Жорж Нива
II. На европейском пире
Смерть в мире Толстого: иллюзия или "последний враг"?
//Ж.Нива Возвращение в Европу. Статьи о русской литературе.
М.: Издательство "Высшая школа". 1999
Конечна ли смерть в мире Толстого? Подчиняется ли она словам Реквиема": "Mors stupebit et natura / Cum resurget creatura"13? Иначе говоря, верит ли Толстой в то, что смерть будет побеждена исторически, пока течет земное время, как проповедует апостол Павел в первом Послании к коринфянам: "Последний же враг истребится -смерть" XV, 26)?
Или, может быть, Толстой сводит смерть к оптическому обману: мы думаем умереть, но рождаемся в новую жизнь. Мы будто бы засыпаем, а на самом деле пробуждаемся от сна... Мы полагаем, что избежали от смерти, обманули ее, но это она обманывает нас...
В творчестве Толстого знаменитые "эпизоды умирания" - едва ли не самые притягательные и значимые. В особенности смерть князя Андрея и Николая Левина не перестают привлекать внимание читателей. Обращался к ним и Владимир Янкелевич в работах "Смерть" (1977) "Истоки" (1984). Внимание философа в рассказе о смерти Николая Левина привлекают слова Марьи Николаевны, спутницы умирающего: Стал обирать себя". Янкелевич комментирует это так: "Слово "обирать себя", употребленное Толстым, принадлежит к народному языку. Так говорят и о снятии плодов с дерева, и об ощипывании битой птицы. Буквально это означает, что больной срывает с себя одеяло, обдергивает и пытается стащить свою одежду, жестами показывает, чтобы его раздели. Пронзительно острый взгляд Толстого подметил это движение, но не снял возможной двусмысленности. Толстой не говорит просто: больной отбрасывает одеяло, потому что ему жарко, -такое замечание не стоило бы труда делать; но он не говорит и другого: больной обирается, чтобы возвратиться к состоянию чистоты, потому что хочет освободиться от всего наносного, лишнего, ненужного и вторичного в себе.
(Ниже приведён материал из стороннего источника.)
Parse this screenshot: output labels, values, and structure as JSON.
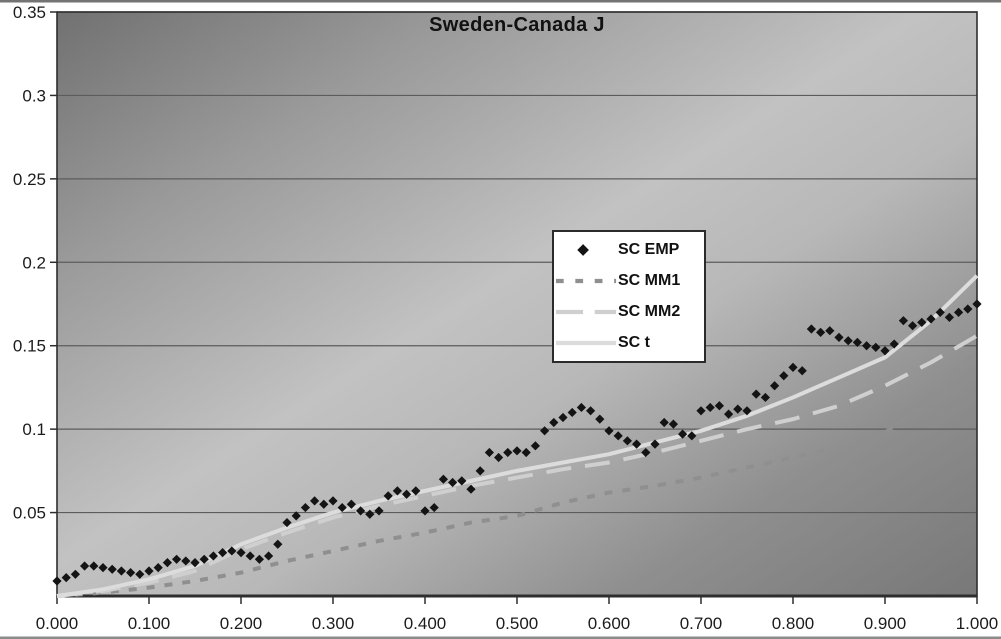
{
  "chart": {
    "title": "Sweden-Canada J",
    "colors": {
      "page_bg": "#ffffff",
      "plot_dark_corner": "#717171",
      "plot_light_mid": "#c2c2c2",
      "grid": "#5c5c5c",
      "axis": "#2e2e2e",
      "text": "#1c1c1c",
      "emp": "#141414",
      "mm1": "#8f8f8f",
      "mm2": "#cfcfcf",
      "t": "#dcdcdc",
      "legend_bg": "#ffffff",
      "legend_border": "#2b2b2b",
      "scan_band": "#5a5a5a"
    },
    "y_axis": {
      "tick_labels": [
        "0.05",
        "0.1",
        "0.15",
        "0.2",
        "0.25",
        "0.3",
        "0.35"
      ]
    },
    "x_axis": {
      "tick_labels": [
        "0.000",
        "0.100",
        "0.200",
        "0.300",
        "0.400",
        "0.500",
        "0.600",
        "0.700",
        "0.800",
        "0.900",
        "1.000"
      ]
    },
    "legend": {
      "items": [
        {
          "id": "sc-emp",
          "label": "SC EMP",
          "marker": "diamond"
        },
        {
          "id": "sc-mm1",
          "label": "SC MM1",
          "marker": "short-dash"
        },
        {
          "id": "sc-mm2",
          "label": "SC MM2",
          "marker": "long-dash"
        },
        {
          "id": "sc-t",
          "label": "SC t",
          "marker": "solid"
        }
      ]
    }
  },
  "chart_data": {
    "type": "scatter",
    "title": "Sweden-Canada J",
    "xlabel": "",
    "ylabel": "",
    "xlim": [
      0,
      1
    ],
    "ylim": [
      0,
      0.35
    ],
    "grid": "horizontal",
    "legend_position": "center-right",
    "x_tick_step": 0.1,
    "y_tick_step": 0.05,
    "series": [
      {
        "name": "SC EMP",
        "render": "scatter",
        "marker": "diamond",
        "color_key": "emp",
        "x_start": 0,
        "x_step": 0.01,
        "values": [
          0.009,
          0.011,
          0.013,
          0.018,
          0.018,
          0.017,
          0.016,
          0.015,
          0.014,
          0.013,
          0.015,
          0.017,
          0.02,
          0.022,
          0.021,
          0.02,
          0.022,
          0.024,
          0.026,
          0.027,
          0.026,
          0.024,
          0.022,
          0.024,
          0.031,
          0.044,
          0.048,
          0.053,
          0.057,
          0.055,
          0.057,
          0.053,
          0.055,
          0.051,
          0.049,
          0.051,
          0.06,
          0.063,
          0.061,
          0.063,
          0.051,
          0.053,
          0.07,
          0.068,
          0.069,
          0.064,
          0.075,
          0.086,
          0.083,
          0.086,
          0.087,
          0.086,
          0.09,
          0.099,
          0.104,
          0.107,
          0.11,
          0.113,
          0.111,
          0.106,
          0.099,
          0.096,
          0.093,
          0.091,
          0.086,
          0.091,
          0.104,
          0.103,
          0.097,
          0.096,
          0.111,
          0.113,
          0.114,
          0.109,
          0.112,
          0.111,
          0.121,
          0.119,
          0.126,
          0.132,
          0.137,
          0.135,
          0.16,
          0.158,
          0.159,
          0.155,
          0.153,
          0.152,
          0.15,
          0.149,
          0.147,
          0.151,
          0.165,
          0.162,
          0.164,
          0.166,
          0.17,
          0.167,
          0.17,
          0.172,
          0.175
        ]
      },
      {
        "name": "SC MM1",
        "render": "line",
        "style": "short-dash",
        "color_key": "mm1",
        "x_start": 0,
        "x_step": 0.05,
        "values": [
          0.0,
          0.002,
          0.005,
          0.009,
          0.014,
          0.021,
          0.027,
          0.033,
          0.038,
          0.044,
          0.048,
          0.056,
          0.062,
          0.066,
          0.071,
          0.077,
          0.083,
          0.089,
          0.098,
          0.117,
          0.148
        ]
      },
      {
        "name": "SC MM2",
        "render": "line",
        "style": "long-dash",
        "color_key": "mm2",
        "x_start": 0,
        "x_step": 0.05,
        "values": [
          0.0,
          0.003,
          0.008,
          0.015,
          0.028,
          0.038,
          0.047,
          0.054,
          0.06,
          0.066,
          0.071,
          0.076,
          0.08,
          0.086,
          0.093,
          0.1,
          0.106,
          0.114,
          0.126,
          0.14,
          0.156
        ]
      },
      {
        "name": "SC t",
        "render": "line",
        "style": "solid",
        "color_key": "t",
        "x_start": 0,
        "x_step": 0.05,
        "values": [
          0.0,
          0.004,
          0.01,
          0.018,
          0.031,
          0.041,
          0.05,
          0.057,
          0.063,
          0.069,
          0.075,
          0.08,
          0.085,
          0.092,
          0.099,
          0.108,
          0.119,
          0.131,
          0.143,
          0.165,
          0.192
        ]
      }
    ]
  }
}
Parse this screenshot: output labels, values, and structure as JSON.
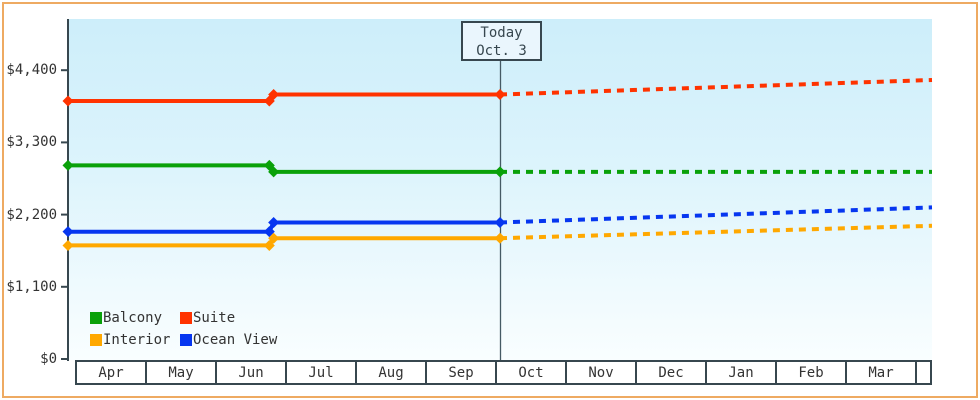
{
  "frame": {
    "border_color": "#eeaa62"
  },
  "chart_data": {
    "type": "line",
    "description": "Cabin price history (solid) and forecast (dashed) by month",
    "x_months": [
      "Apr",
      "May",
      "Jun",
      "Jul",
      "Aug",
      "Sep",
      "Oct",
      "Nov",
      "Dec",
      "Jan",
      "Feb",
      "Mar"
    ],
    "y_ticks": [
      {
        "label": "$4,400",
        "value": 4400
      },
      {
        "label": "$3,300",
        "value": 3300
      },
      {
        "label": "$2,200",
        "value": 2200
      },
      {
        "label": "$1,100",
        "value": 1100
      },
      {
        "label": "$0",
        "value": 0
      }
    ],
    "y_domain": [
      0,
      5180
    ],
    "grid": false,
    "today_annotation": {
      "line1": "Today",
      "line2": "Oct. 3",
      "t": 0.5
    },
    "series": [
      {
        "name": "Suite",
        "color": "#ff3300",
        "solid": [
          [
            0,
            3930
          ],
          [
            0.233,
            3930
          ],
          [
            0.238,
            4030
          ],
          [
            0.5,
            4030
          ]
        ],
        "dashed": [
          [
            0.5,
            4030
          ],
          [
            1,
            4250
          ]
        ]
      },
      {
        "name": "Balcony",
        "color": "#0aa10a",
        "solid": [
          [
            0,
            2950
          ],
          [
            0.233,
            2950
          ],
          [
            0.238,
            2850
          ],
          [
            0.5,
            2850
          ]
        ],
        "dashed": [
          [
            0.5,
            2850
          ],
          [
            1,
            2850
          ]
        ]
      },
      {
        "name": "Ocean View",
        "color": "#0636f0",
        "solid": [
          [
            0,
            1940
          ],
          [
            0.233,
            1940
          ],
          [
            0.238,
            2080
          ],
          [
            0.5,
            2080
          ]
        ],
        "dashed": [
          [
            0.5,
            2080
          ],
          [
            1,
            2310
          ]
        ]
      },
      {
        "name": "Interior",
        "color": "#ffa800",
        "solid": [
          [
            0,
            1730
          ],
          [
            0.233,
            1730
          ],
          [
            0.238,
            1840
          ],
          [
            0.5,
            1840
          ]
        ],
        "dashed": [
          [
            0.5,
            1840
          ],
          [
            1,
            2030
          ]
        ]
      }
    ],
    "legend": [
      {
        "label": "Balcony",
        "color": "#0aa10a"
      },
      {
        "label": "Suite",
        "color": "#ff3300"
      },
      {
        "label": "Interior",
        "color": "#ffa800"
      },
      {
        "label": "Ocean View",
        "color": "#0636f0"
      }
    ]
  }
}
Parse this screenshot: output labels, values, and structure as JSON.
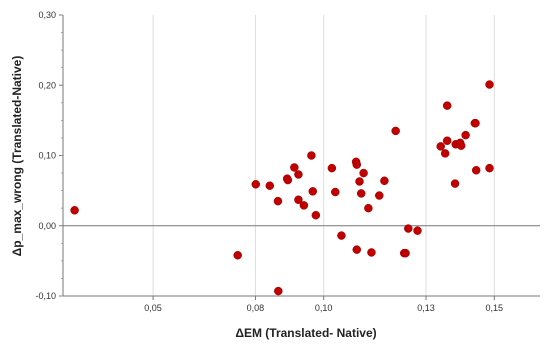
{
  "chart_data": {
    "type": "scatter",
    "title": "",
    "xlabel": "ΔEM (Translated- Native)",
    "ylabel": "Δp_max_wrong  (Translated-Native)",
    "xlim": [
      0.0236,
      0.1634
    ],
    "ylim": [
      -0.1,
      0.3
    ],
    "x_ticks": [
      0.05,
      0.08,
      0.1,
      0.13,
      0.15
    ],
    "x_tick_labels": [
      "0,05",
      "0,08",
      "0,10",
      "0,13",
      "0,15"
    ],
    "y_ticks": [
      -0.1,
      0.0,
      0.1,
      0.2,
      0.3
    ],
    "y_tick_labels": [
      "-0,10",
      "0,00",
      "0,10",
      "0,20",
      "0,30"
    ],
    "grid": true,
    "reference_line_y": 0,
    "marker_color": "#c00000",
    "series": [
      {
        "points": [
          [
            0.027,
            0.022
          ],
          [
            0.0748,
            -0.042
          ],
          [
            0.0801,
            0.059
          ],
          [
            0.0842,
            0.057
          ],
          [
            0.0866,
            0.035
          ],
          [
            0.0867,
            -0.093
          ],
          [
            0.0893,
            0.067
          ],
          [
            0.0895,
            0.065
          ],
          [
            0.0914,
            0.083
          ],
          [
            0.0926,
            0.073
          ],
          [
            0.0926,
            0.037
          ],
          [
            0.0942,
            0.029
          ],
          [
            0.0964,
            0.1
          ],
          [
            0.0968,
            0.049
          ],
          [
            0.0977,
            0.015
          ],
          [
            0.1024,
            0.082
          ],
          [
            0.1034,
            0.048
          ],
          [
            0.1052,
            -0.014
          ],
          [
            0.1095,
            0.091
          ],
          [
            0.1097,
            0.087
          ],
          [
            0.1097,
            -0.034
          ],
          [
            0.1105,
            0.063
          ],
          [
            0.111,
            0.046
          ],
          [
            0.1117,
            0.075
          ],
          [
            0.1131,
            0.025
          ],
          [
            0.114,
            -0.038
          ],
          [
            0.1163,
            0.043
          ],
          [
            0.1178,
            0.064
          ],
          [
            0.1211,
            0.135
          ],
          [
            0.1236,
            -0.039
          ],
          [
            0.124,
            -0.039
          ],
          [
            0.1248,
            -0.004
          ],
          [
            0.1275,
            -0.007
          ],
          [
            0.1343,
            0.113
          ],
          [
            0.1356,
            0.103
          ],
          [
            0.1362,
            0.121
          ],
          [
            0.1362,
            0.171
          ],
          [
            0.1385,
            0.06
          ],
          [
            0.1387,
            0.116
          ],
          [
            0.14,
            0.118
          ],
          [
            0.1403,
            0.114
          ],
          [
            0.1416,
            0.129
          ],
          [
            0.1443,
            0.146
          ],
          [
            0.1445,
            0.146
          ],
          [
            0.1447,
            0.079
          ],
          [
            0.1486,
            0.082
          ],
          [
            0.1486,
            0.201
          ]
        ]
      }
    ]
  }
}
Толстой не утверждает, что умирающий срывает с себя все постороннее, чтобы обнажить свою сущность. Однако смерть - это именно упрощение. Греческие мистики употребляли слово "гаплоз", когда хотели обозначить нечто простое, незапутанное, не образующее складок. Такое предельное упрощение следует из толстовской аскезы, поверенной смертью".
Начиная с 1881 г. "гаплоз" приобретает в творчестве Толстого все большее значение; он дает о себе знать приступами страстного желания оставить все, предаться блаженному состоянию "fuga mundi", бегства от мира. Важнейшие вехи разрастания "гаплоза" -"Моя исповедь", "Смерть Ивана Ильича", "Отец Сергий", "Воскресение", наконец - Астапово, а также "Хаджи-Мурат" и "Посмертные записки старца Федора Кузмича".
Так, в "Хаджи-Мурате" "гаплоз" описан на примере мусульманской среды и естественного существа, раздавленного подобно аллегорическому репью в знаменитом начале повести. В сознании умирающего Хаджи-Мурата проходят воспоминания. Всякое второстепенное, мелкое чувство здесь отсутствует - герой испытывает только удивление перед "тем, что начиналось и уже началось для него". Предсмертное "обирание" Хаджи-Мурата, его расставание с миром изображено так: "Когда первый подбежавший к нему Гаджи-Ага ударил его большим кинжалом по голове, ему казалось, что его молотком бьют по голове, и он не мог понять, кто это делает и зачем. Это было последнее его сознание связи с своим телом. Больше он уже ничего не чувствовал, и враги топтали и резали то, что не имело уже ничего общего с ним".